Importante è raggiungere le 50 mila firme, ma lo è anche il modo in cui si farà la ‘campagna’ che ha lo scopo di informare ampi settori di popolazione affinché prendano coscienza degli effetti deleteri del pareggio di bilancio sulla fruizione dei diritti sociali e della gravità della ‘costituzionalizzazione’ delle politiche di austerità.

Infine, come è ben noto dopo 1 gennaio 2018, l’UE è chiamata a decidere se trasporre il Fiscal Compact nella sua normativa, facendolo divenire parte dell’acquis communautaire (come avvenne con il Trattato di Schengen). Dunque la raccolta delle firma potrebbe essere un’occasione anche per informare sul, e discutere del, Fiscal Compact, ampliando la campagna di opinione.

 

Proposta di legge costituzionale di iniziativa popolare

Modifiche agli articoli 81, 97, 117 e 119 della Costituzione, concernenti il principio del “pareggio di bilancio”, al fine di salvaguardare i diritti fondamentali

Art. 1

L’articolo 81 della Costituzione è sostituito dal seguente:

“art. 81 - Le Camere approvano ogni anno i bilanci e il rendiconto consuntivo presentati dal Governo.

L’esercizio provvisorio del bilancio non può essere concesso se non per legge e per periodi non superiori complessivamente a quattro mesi.

Con la legge di approvazione del bilancio non si possono stabilire nuovi tributi e nuove spese.

Ogni altra legge che importi nuove o maggiori spese deve indicare i mezzi per farvi fronte.

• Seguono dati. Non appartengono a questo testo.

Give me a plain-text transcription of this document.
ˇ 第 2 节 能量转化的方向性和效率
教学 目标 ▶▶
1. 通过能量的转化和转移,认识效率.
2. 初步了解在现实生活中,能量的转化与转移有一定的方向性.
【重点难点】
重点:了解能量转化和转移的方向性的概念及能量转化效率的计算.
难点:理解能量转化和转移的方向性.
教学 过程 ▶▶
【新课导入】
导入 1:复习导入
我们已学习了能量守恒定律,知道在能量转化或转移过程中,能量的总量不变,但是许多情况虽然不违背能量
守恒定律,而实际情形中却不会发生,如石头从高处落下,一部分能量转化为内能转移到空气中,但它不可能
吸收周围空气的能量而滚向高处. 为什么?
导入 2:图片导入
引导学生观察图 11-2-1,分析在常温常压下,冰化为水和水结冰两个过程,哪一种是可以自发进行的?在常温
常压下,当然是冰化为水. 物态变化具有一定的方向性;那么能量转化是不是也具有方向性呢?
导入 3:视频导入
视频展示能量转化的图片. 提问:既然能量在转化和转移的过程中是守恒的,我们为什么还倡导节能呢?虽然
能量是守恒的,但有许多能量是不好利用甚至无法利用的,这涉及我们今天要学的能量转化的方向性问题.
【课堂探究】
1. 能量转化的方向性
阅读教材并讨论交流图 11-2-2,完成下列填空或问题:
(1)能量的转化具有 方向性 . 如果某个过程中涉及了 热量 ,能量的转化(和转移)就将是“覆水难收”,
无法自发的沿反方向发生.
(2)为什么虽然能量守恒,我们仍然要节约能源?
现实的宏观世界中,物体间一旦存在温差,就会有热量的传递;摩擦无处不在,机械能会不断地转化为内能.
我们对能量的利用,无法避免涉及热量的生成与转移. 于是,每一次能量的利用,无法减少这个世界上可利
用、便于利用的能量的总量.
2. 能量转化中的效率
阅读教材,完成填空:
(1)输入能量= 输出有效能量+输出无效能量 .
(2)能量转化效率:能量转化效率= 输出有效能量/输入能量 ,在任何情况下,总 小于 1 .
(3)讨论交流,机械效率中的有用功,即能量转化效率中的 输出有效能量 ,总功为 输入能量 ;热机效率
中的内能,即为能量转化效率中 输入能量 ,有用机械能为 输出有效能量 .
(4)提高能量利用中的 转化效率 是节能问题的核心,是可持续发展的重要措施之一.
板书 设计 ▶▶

La legge generale sulla contabilità e sulla finanza pubblica definisce i vincoli di bilancio nel rispetto dei diritti fondamentali delle persone.”

art. 2

All’articolo 97 della Costituzione, il primo comma è abrogato.

     Art. 3

All’articolo 117, primo comma, della Costituzione sono aggiunte, in fine, le parole: “assicurando la tutela dei diritti fondamentali delle persone”.

 

 

 Art. 4

 

L’articolo 119 della Costituzione è sostituito dal seguente:

art. 119 - Ai Comuni, alle Province, alle Città metropolitane e alle Regioni sono attribuiti con legge dello Stato risorse pubbliche adeguate a garantire i diritti fondamentali delle persone.

Per promuovere lo sviluppo economico, la coesione e la solidarietà sociale, per rimuovere gli squilibri economici e sociali, per favorire l'effettivo esercizio dei diritti della persona, o per provvedere a scopi diversi dal normale esercizio delle loro funzioni, lo Stato destina risorse aggiuntive ed effettua interventi speciali in favore di determinati Comuni, Province, Città metropolitane e Regioni.

La legge dello Stato istituisce un fondo perequativo, senza vincoli di destinazione, per i territori con minore capacità fiscale per abitante.

Comuni, le Province, le Città metropolitane e le Regioni hanno autonomia finanziaria di entrata e di spesa.

I Comuni, le Province, le Città metropolitane e le Regioni hanno risorse autonome. Stabiliscono e applicano tributi ed entrate propri, in armonia con la Costituzione e secondo i principi di coordinamento della finanza pubblica e del sistema tributario. Dispongono di compartecipazioni al gettito di tributi erariali riferibile al loro territorio.

I Comuni, le Province, le Città metropolitane e le Regioni hanno un proprio patrimonio, attribuito secondo i principi generali determinati dalla legge dello Stato.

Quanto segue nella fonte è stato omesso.